Paper-based Test Spots Fake Antibiotics
S. Himmelstein | August 23, 2018
As one of the of the most widely prescribed families of medicines, antibiotics have saved millions of lives worldwide since the early 20th century. These drugs prove less effective and even dangerous in developing areas, where the production and sale of counterfeit medicine is widespread. The World Health Organization estimates that up to 10 percent of all drugs worldwide could be falsified, with up to 50 percent of those being some form of antibiotics. A ‘fake’ antibiotic can endanger patients and contribute to the wider problem of antimicrobial resistance.

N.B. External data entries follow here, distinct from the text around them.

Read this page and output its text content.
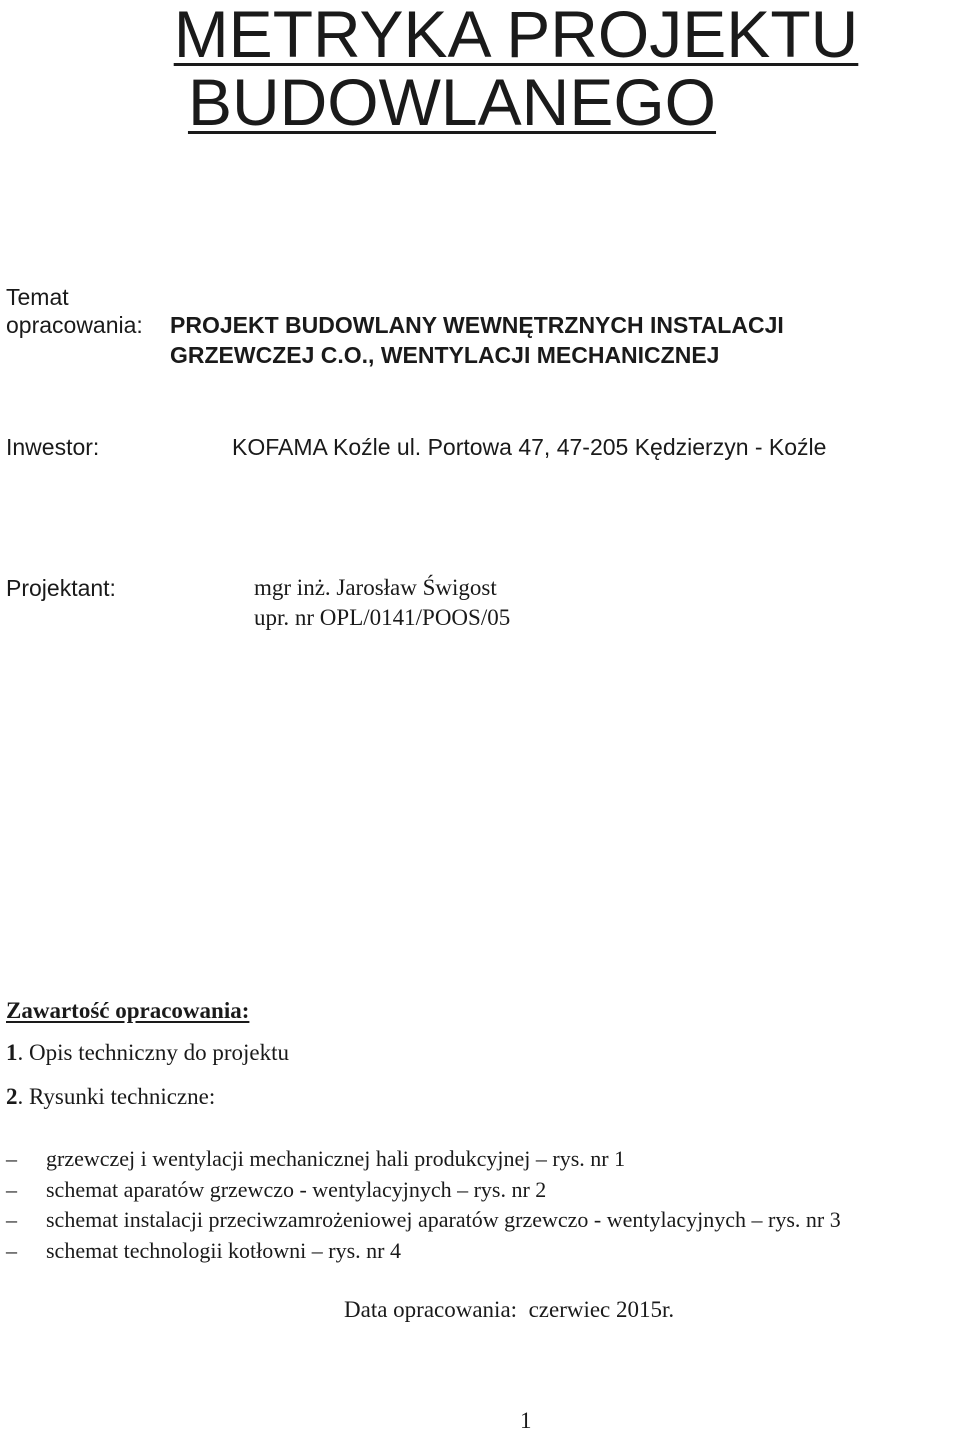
METRYKA PROJEKTU
BUDOWLANEGO
Temat
opracowania: PROJEKT BUDOWLANY WEWNĘTRZNYCH INSTALACJI
GRZEWCZEJ C.O., WENTYLACJI MECHANICZNEJ
Inwestor:	KOFAMA Koźle ul. Portowa 47, 47-205 Kędzierzyn - Koźle
Projektant:	mgr inż. Jarosław Świgost
upr. nr OPL/0141/POOS/05
Zawartość opracowania:
1. Opis techniczny do projektu
2. Rysunki techniczne:
– grzewczej i wentylacji mechanicznej hali produkcyjnej – rys. nr 1
– schemat aparatów grzewczo - wentylacyjnych – rys. nr 2
– schemat instalacji przeciwzamrożeniowej aparatów grzewczo - wentylacyjnych – rys. nr 3
– schemat technologii kotłowni – rys. nr 4
Data opracowania: czerwiec 2015r.
1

A paper-based test that can identify substandard or counterfeit antibiotics was developed at Colorado State University to address this pharmaceutical problem. The simple 15-minute paper assay, which can be performed by untrained personnel, turns red if a fake antibiotic is detected.
The beta-lactamase enzyme produced by bacteria to impart resistance to antibiotics was tapped by the researchers to empower their device to detect the presence of antibiotics in a given sample. To conduct a test, the user dissolves the antibiotic in water, and adds the solution to a small paper device. The paper contains a molecule called nitrocefin that changes color when it reacts with the enzyme, located in a detection zone. The antibiotic and the nitrocefin compete to bind with the enzyme in the detection zone.
Little color change in the paper strip is observed if the antibiotic dose is acceptable because the drug outcompetes the nitrocefin and successfully binds with the beta-lactamase enzyme. In a falsified or weakened antibiotic, the paper turns red because the enzyme instead reacts with the nitrocefin. A yellow color signifies an appropriate strength antibiotic.
The device also includes a pH indicator to determine if a sample is acidic or alkaline. This extra information could further alert the user to whether a sample has been falsified with filler ingredients, which might otherwise confound the main test.
In a blind test with five users who were unfamiliar with the device or the science behind it, 29 out of 32 antibiotic samples were successfully identified as either legitimate or false.
The research is reported in ACS Sensors.